25. Temukan Tru!

173 40 17
                                    

Helikopter akhirnya terbang rendah di atap markas utama. Setelah memastikan burung besi itu mendarat dengan sempurna. Zan diikuti oleh Yin berlari menuju lift, tidak lagi memedulikan sambutan dari Ken.

Seakan bisa membaca pikiran anak buahnya. Ao berdiri di depan lift sambil menatap Zan dan Yin berlari ke arahnya tanpa ada rasa lelah, hanya kepanikan yang tergambar jelas di wajah mereka.

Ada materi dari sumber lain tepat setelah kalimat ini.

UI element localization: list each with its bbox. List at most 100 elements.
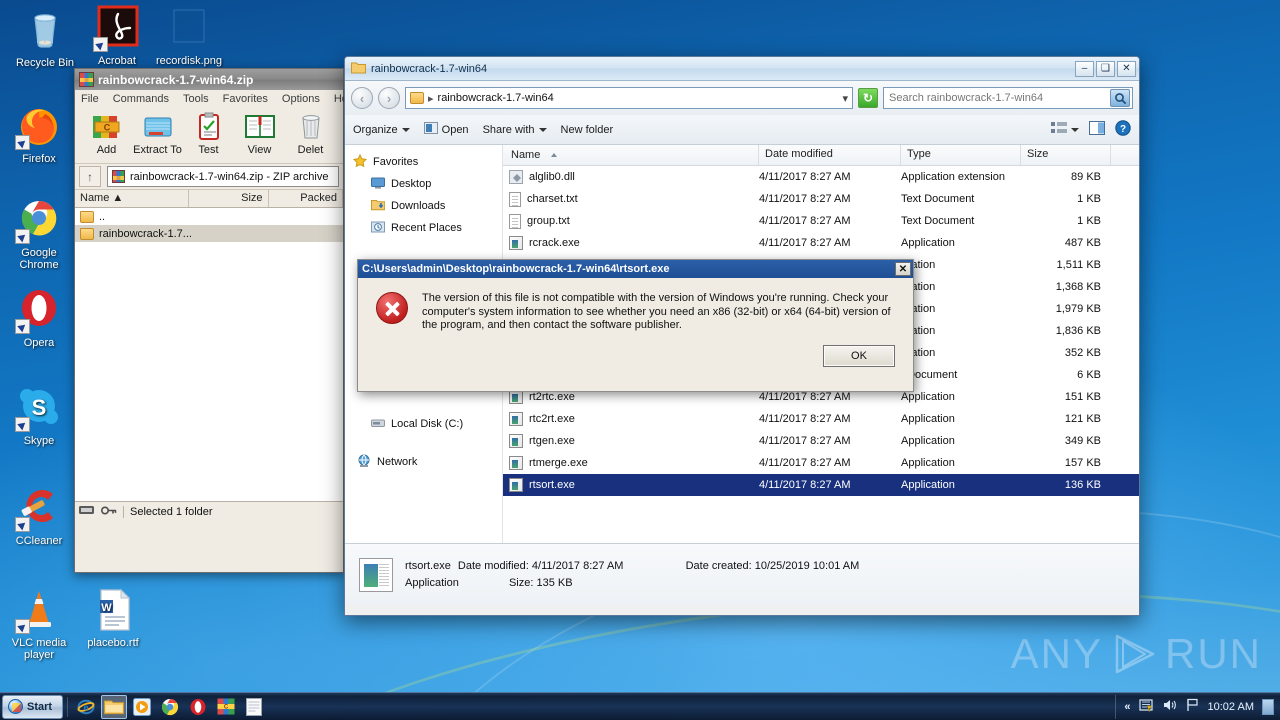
file-list-column-headers[interactable]: Name Date modified Type Size (503, 145, 1139, 166)
menu-item-favorites[interactable]: Favorites (223, 93, 268, 105)
taskbar-button-windows-media-player[interactable] (129, 695, 155, 719)
desktop-icon-vlc[interactable]: VLC media player (2, 586, 76, 661)
column-header-packed[interactable]: Packed (269, 190, 343, 207)
help-button[interactable]: ? (1115, 120, 1131, 139)
explorer-titlebar[interactable]: rainbowcrack-1.7-win64 – ❑ ✕ (345, 57, 1139, 81)
start-button[interactable]: Start (2, 694, 64, 719)
desktop-icon-acrobat[interactable]: Acrobat (80, 4, 154, 67)
table-row[interactable]: rtgen.exe 4/11/2017 8:27 AM Application … (503, 430, 1139, 452)
network-flag-icon[interactable] (1185, 698, 1200, 715)
sidebar-item-favorites[interactable]: Favorites (345, 151, 502, 173)
winrar-path-bar[interactable]: ↑ rainbowcrack-1.7-win64.zip - ZIP archi… (75, 164, 343, 190)
shortcut-arrow-icon (15, 135, 30, 150)
menu-item-file[interactable]: File (81, 93, 99, 105)
sidebar-item-recent-places[interactable]: Recent Places (345, 217, 502, 239)
minimize-button[interactable]: – (1075, 60, 1094, 77)
table-row[interactable]: group.txt 4/11/2017 8:27 AM Text Documen… (503, 210, 1139, 232)
toolbar-new-folder[interactable]: New folder (561, 124, 614, 136)
menu-item-tools[interactable]: Tools (183, 93, 209, 105)
error-dialog[interactable]: C:\Users\admin\Desktop\rainbowcrack-1.7-… (357, 259, 914, 392)
toolbar-organize[interactable]: Organize (353, 124, 410, 136)
taskbar-button-opera[interactable] (185, 695, 211, 719)
sidebar-item-downloads[interactable]: Downloads (345, 195, 502, 217)
table-row[interactable]: rtsort.exe 4/11/2017 8:27 AM Application… (503, 474, 1139, 496)
sidebar-item-local-disk-c[interactable]: Local Disk (C:) (345, 413, 502, 435)
toolbar-button-delete[interactable]: Delet (285, 112, 336, 156)
desktop-icon-firefox[interactable]: Firefox (2, 102, 76, 165)
chevron-right-icon[interactable]: ▸ (428, 92, 434, 105)
close-button[interactable]: ✕ (1117, 60, 1136, 77)
toolbar-button-view[interactable]: View (234, 112, 285, 156)
refresh-button[interactable]: ↻ (858, 88, 878, 108)
taskbar-button-winrar[interactable]: C (213, 695, 239, 719)
chevron-down-icon[interactable]: ▾ (842, 92, 848, 105)
desktop[interactable]: Recycle Bin Acrobat recordisk.png Firefo… (0, 0, 1280, 720)
column-header-size[interactable]: Size (189, 190, 269, 207)
taskbar[interactable]: Start e C « 10:02 AM (0, 692, 1280, 720)
action-center-icon[interactable] (1138, 698, 1154, 716)
winrar-titlebar[interactable]: rainbowcrack-1.7-win64.zip (75, 69, 343, 90)
dialog-titlebar[interactable]: C:\Users\admin\Desktop\rainbowcrack-1.7-… (358, 260, 913, 278)
table-row[interactable]: rcrack.exe 4/11/2017 8:27 AM Application… (503, 232, 1139, 254)
search-icon[interactable] (1110, 89, 1130, 107)
window-controls[interactable]: – ❑ ✕ (1075, 60, 1136, 77)
search-input[interactable]: Search rainbowcrack-1.7-win64 (883, 87, 1133, 109)
up-one-level-button[interactable]: ↑ (79, 166, 101, 187)
volume-icon[interactable] (1162, 698, 1177, 715)
winrar-list-item[interactable]: .. (75, 208, 343, 225)
clock[interactable]: 10:02 AM (1208, 701, 1254, 713)
winrar-file-list[interactable]: .. rainbowcrack-1.7... (75, 208, 343, 502)
column-header-date-modified[interactable]: Date modified (759, 145, 901, 165)
winrar-menubar[interactable]: File Commands Tools Favorites Options He… (75, 90, 356, 108)
table-row[interactable]: rtmerge.exe 4/11/2017 8:27 AM Applicatio… (503, 452, 1139, 474)
sidebar-item-network[interactable]: Network (345, 451, 502, 473)
desktop-icon-recycle-bin[interactable]: Recycle Bin (8, 6, 82, 69)
toolbar-button-add[interactable]: C Add (81, 112, 132, 156)
desktop-icon-opera[interactable]: Opera (2, 286, 76, 349)
taskbar-button-internet-explorer[interactable]: e (73, 695, 99, 719)
table-row[interactable]: alglib0.dll 4/11/2017 8:27 AM Applicatio… (503, 166, 1139, 188)
maximize-button[interactable]: ❑ (1096, 60, 1115, 77)
taskbar-button-google-chrome[interactable] (157, 695, 183, 719)
taskbar-button-notepad[interactable] (241, 695, 267, 719)
winrar-column-headers[interactable]: Name ▲ Size Packed (75, 190, 343, 208)
desktop-icon-ccleaner[interactable]: CCleaner (2, 484, 76, 547)
forward-button[interactable]: › (378, 87, 400, 109)
toolbar-button-test[interactable]: Test (183, 112, 234, 156)
desktop-icon-skype[interactable]: S Skype (2, 384, 76, 447)
desktop-icon-google-chrome[interactable]: Google Chrome (2, 196, 76, 271)
menu-item-commands[interactable]: Commands (113, 93, 169, 105)
toolbar-button-extract-to[interactable]: Extract To (132, 112, 183, 156)
winrar-window[interactable]: rainbowcrack-1.7-win64.zip File Commands… (74, 68, 356, 573)
desktop-icon-recordisk-png[interactable]: recordisk.png (152, 4, 226, 67)
column-header-size[interactable]: Size (1021, 145, 1111, 165)
desktop-icon-placebo-rtf[interactable]: W placebo.rtf (76, 586, 150, 649)
show-desktop-button[interactable] (1262, 698, 1274, 715)
column-header-name[interactable]: Name (503, 145, 759, 165)
winrar-list-item[interactable]: rainbowcrack-1.7... (75, 225, 343, 242)
address-bar[interactable]: ▸ rainbowcrack-1.7-win64 ▾ (405, 87, 853, 109)
toolbar-share-with[interactable]: Share with (483, 124, 547, 136)
close-icon[interactable]: ✕ (895, 262, 911, 276)
preview-pane-button[interactable] (1089, 121, 1105, 138)
menu-item-options[interactable]: Options (282, 93, 320, 105)
table-row[interactable]: charset.txt 4/11/2017 8:27 AM Text Docum… (503, 188, 1139, 210)
sidebar-item-desktop[interactable]: Desktop (345, 173, 502, 195)
column-header-type[interactable]: Type (901, 145, 1021, 165)
taskbar-button-windows-explorer[interactable] (101, 694, 128, 719)
file-type: Text Document (901, 193, 975, 205)
show-hidden-icons-button[interactable]: « (1124, 701, 1130, 713)
desktop-icon-label: Firefox (22, 153, 56, 165)
column-header-name[interactable]: Name ▲ (75, 190, 190, 207)
system-tray[interactable]: « 10:02 AM (1115, 694, 1278, 719)
ok-button[interactable]: OK (823, 344, 895, 367)
back-button[interactable]: ‹ (351, 87, 373, 109)
dialog-buttons[interactable]: OK (358, 333, 913, 367)
winrar-toolbar[interactable]: C Add Extract To Test View Delet (75, 108, 343, 164)
explorer-toolbar[interactable]: Organize Open Share with New folder ? (345, 115, 1139, 145)
view-options-button[interactable] (1051, 121, 1079, 138)
archive-path-combo[interactable]: rainbowcrack-1.7-win64.zip - ZIP archive (107, 166, 339, 187)
toolbar-open[interactable]: Open (423, 121, 469, 138)
explorer-address-row[interactable]: ‹ › ▸ rainbowcrack-1.7-win64 ▾ ↻ Search … (345, 81, 1139, 115)
table-row[interactable]: rtc2rt.exe 4/11/2017 8:27 AM Application… (503, 408, 1139, 430)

"Ao!" teriak Zan dari kejauhan.

Tanpa menunggu mereka berdua mengucapkan permintaannya, Ao meletakkan tangan kanan ke mesin pemindai dan menekan beberapa kombinasi angka. Pintu lift kemudian terbuka dalam kondisi kosong. Hanya ada lantunan musik bernada lembut yang terdengar menyambut penumpangnya.

"Motor BMW hitam, di parkiran A05." Ao melempar kunci yang ditangkap oleh Zan dengan baik. Tidak ada kalimat terima kasih atau kalimat lainnya yang terucap oleh mereka bertiga.

Zan dan Yin masuk ke dalam lift yang pintunya segera menutup dan meninggalkan Ao yang tidak lagi bisa menyembunyikan rasa cemasnya.

"Temukan dia!" Kalimat terakhir yang tertangkap oleh telinga mereka berdua sebelum pintu lift menutup sempurna dan meluncur turun ke area parkir.

Sampai di basement, mereka berlari menyusuri jejeran mobil berbagai merk dengan penerangan yang cukup untuk mencari kendaraan kecil di antara deretan mobil premium.

Sampai di A05, mereka berdua berdiri dalam diam menatap motor BMW hitam R1250 dengan tatapan kagum dan bersemangat, terutama Yin. Tidak ingin berlama-lama mengagumi motor keluaran terbaru itu, mereka berdua meraih helm yang sudah disiapkan di atas jok motor dan melaju keluar menuju keramaian.

Yin memacu kencang kendaran roda dua menyusuri keramaian jalan di ibu kota pada malam hari. Walau posisi Zan berada di jok penumpang, tetapi tidak sekali pun ia merasa risih duduk di belakang Yin dengan kedua tangan melingkar di pinggang kecilnya. Bagaimanapun juga, perempuan tomboi itu jauh lebih lihai mengendarai semua jenis kendaraan bermesin dibandingkan dirinya. 

Melesat dengan kecepatan seratus kilometer per jam, ban motor terus melakukan manuver berkelok-kelok menghindari kendaraan lain yang terus menghalanginya menuju arena tempur yang baru saja mereka tinggalkan.

Lima belas menit dihabiskan di perjalanan dan kini mereka sampai di sebuah rumah yang terasa asing ketika dipandang dari depan. Berjalan tergesa-gesa melewati garis polisi, mereka diperbolehkan masuk setelah menunjukkan kartu identitas yang sudah disiapkan oleh Ao di bagasi motor.

Tidak lelah berlari, Zan terus memacu otot tungkainya mengelilingi rumah dengan bulir keringat terus terbentuk di wajah. Dia menurunkan kecepatan kaki saat mendengar suara erang kesakitan di hadapannya. Puluhan orang—baik pria maupun perempuan—tergeletak di lantai sambil menunggu ambulans datang menjemput mereka.

Mata Zan menyisir satu per satu orang—baik yang masih hidup atau sudah tiada—yang sebagian besar menggunakan pakaian serba hitam dan biru tua, warna khas keluarga Kieza. Setiap kali ia menemukan seseorang yang menggunakan baju serba hitam terbaring tidak bergerak di lantai, seketika itu juga jantungnya terasa melewatkan detaknya selama beberapa detik.

Tru, di mana kamu?

Di tempat terpisah, Yin berjalan menyusuri aula luas yang di langit-langitnya menggantung lampu kristal berkilau yang memberi warna kuning hangat ke seluruh ruangan. Namun, semua kehangatan itu berubah beku saat mata Yin beralih ke bagian dasar ruangan, di mana hanya ada darah dan tubuh tak bernyawa bergelimpangan di atas mewahnya marmer putih.

Berkali-kali Yin menahan air mata mengalir keluar saat melihat orang tidak dikenal tergeletak tak bernyawa. Dalam hatinya, dia terus berharap untuk tidak menemukan Tru dalam keadaan yang sama dengan mereka.